Sunday, September 21, 2008

Berkhayal Tentang Mimpi

Marleen memandang bintang-bintang itu dari balik jendelanya yang kecil, atau untuk lebih tepatnya adalah sebongkah lubang angin dalam kamar sempitnya.

Bintang itu ada di langit, langit itu hitam, bintang itu bercahaya, tapi kenapa aku tidak? Seburuk itukah? Mungkinkah hati ini sekelam langit dalam kebutaan malam? Bisakah aku kembali melukis langitku dengan bintang-bintang? Melukis hatiku dengan polkadot cinta, melukis hidup dengan kebahagiaan?
Huh... Kemana hilangnya tintaku?
Berharap... asaku akan segera tiba menemui. Hhhh… lelah sekali jiwa dan tubuhku ini.
Tuhan… semoga Engkau selalu dan pasti terus menemani. Tuhan… jangan Kau biarkan aku terjerumus dalam lubang hitam maupun asap kenegatifan.
Aku selalu dan akan berusaha baik dengan siapa, apa, dan dimana. Ruang, waktu, dan seluruh jiwa raga ini entah kemana lagi kan berlabuh. Jangan biarkan aku terjerumus dalam khayalanku sendiri...
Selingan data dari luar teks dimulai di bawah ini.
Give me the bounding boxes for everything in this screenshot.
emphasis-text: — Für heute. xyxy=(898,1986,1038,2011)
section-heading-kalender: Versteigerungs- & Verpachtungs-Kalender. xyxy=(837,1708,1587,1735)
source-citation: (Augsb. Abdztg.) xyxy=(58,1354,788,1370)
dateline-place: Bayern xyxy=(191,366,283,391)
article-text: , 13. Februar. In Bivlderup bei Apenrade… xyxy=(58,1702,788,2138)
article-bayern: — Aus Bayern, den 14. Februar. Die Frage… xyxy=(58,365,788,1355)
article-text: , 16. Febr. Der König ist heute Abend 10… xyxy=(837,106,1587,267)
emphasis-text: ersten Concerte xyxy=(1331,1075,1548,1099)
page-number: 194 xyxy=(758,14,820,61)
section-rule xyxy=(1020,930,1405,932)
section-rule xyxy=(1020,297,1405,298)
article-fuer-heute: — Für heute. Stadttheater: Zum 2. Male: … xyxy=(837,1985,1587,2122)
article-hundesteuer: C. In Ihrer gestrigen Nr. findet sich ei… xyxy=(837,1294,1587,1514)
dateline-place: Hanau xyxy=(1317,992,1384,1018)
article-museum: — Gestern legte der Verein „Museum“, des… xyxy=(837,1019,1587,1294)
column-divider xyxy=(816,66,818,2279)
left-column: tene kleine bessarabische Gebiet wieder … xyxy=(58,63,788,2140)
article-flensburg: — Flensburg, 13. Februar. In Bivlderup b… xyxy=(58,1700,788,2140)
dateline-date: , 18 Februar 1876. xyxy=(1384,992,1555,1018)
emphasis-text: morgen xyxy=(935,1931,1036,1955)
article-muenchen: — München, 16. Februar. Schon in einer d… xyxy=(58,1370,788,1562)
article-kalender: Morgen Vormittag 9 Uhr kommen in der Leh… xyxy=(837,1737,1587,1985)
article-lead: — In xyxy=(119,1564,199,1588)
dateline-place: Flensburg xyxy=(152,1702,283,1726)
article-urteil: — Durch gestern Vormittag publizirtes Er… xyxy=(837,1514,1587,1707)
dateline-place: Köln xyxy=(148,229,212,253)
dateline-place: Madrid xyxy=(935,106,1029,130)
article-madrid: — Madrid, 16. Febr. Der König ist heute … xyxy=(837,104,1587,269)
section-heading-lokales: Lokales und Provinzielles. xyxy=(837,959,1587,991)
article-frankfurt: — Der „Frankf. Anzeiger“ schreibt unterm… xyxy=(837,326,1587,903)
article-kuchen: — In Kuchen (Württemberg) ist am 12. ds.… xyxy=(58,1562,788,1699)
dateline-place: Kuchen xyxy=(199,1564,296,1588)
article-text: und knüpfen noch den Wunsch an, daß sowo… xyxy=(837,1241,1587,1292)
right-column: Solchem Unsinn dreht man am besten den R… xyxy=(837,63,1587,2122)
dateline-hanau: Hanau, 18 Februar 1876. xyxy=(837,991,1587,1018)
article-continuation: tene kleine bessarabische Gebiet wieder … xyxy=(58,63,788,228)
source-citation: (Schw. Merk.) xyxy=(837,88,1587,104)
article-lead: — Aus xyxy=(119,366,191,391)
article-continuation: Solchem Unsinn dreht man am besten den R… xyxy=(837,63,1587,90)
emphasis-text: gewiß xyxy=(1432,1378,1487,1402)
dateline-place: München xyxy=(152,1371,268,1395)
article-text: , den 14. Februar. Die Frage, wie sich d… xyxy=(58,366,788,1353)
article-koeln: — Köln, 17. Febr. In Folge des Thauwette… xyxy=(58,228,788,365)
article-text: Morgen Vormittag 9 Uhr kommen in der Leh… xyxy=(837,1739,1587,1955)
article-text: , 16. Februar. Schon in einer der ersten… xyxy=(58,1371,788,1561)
Berusaha melepas lelah, Marleen merebahkan diri di atas kasur yang sedari tadi menanti tubuhnya. Sebelum masuk ke alam mimpi, tak lupa dia ucapkan selamat tidur pada sosok Russel Crowe yang tertata tampan di dinding kamarnya. Dia jatuh cinta untuk pertama kalinya pada tokoh itu saat melihat film A Beautiful Mind, yang menggoyang nalurinya untuk mendalami bidang matematika. Dan tak lupa, dia juga mulai menyukai John F. Nash dan mengagumi Alicia Nash. A Beautiful Mind merupakan sebuah film yang dibuat berdasarkan kisah nyata seorang matematikawan jenius, John Forbes Nash, yang mengidap penyakit skizofrenia, beserta kehidupannya bersama sang istri, Alicia, hingga akhirnya berhasil mendapatkan sebuah penghargaan bergengsi yakni Nobel Ekonomi pada tahun 1994.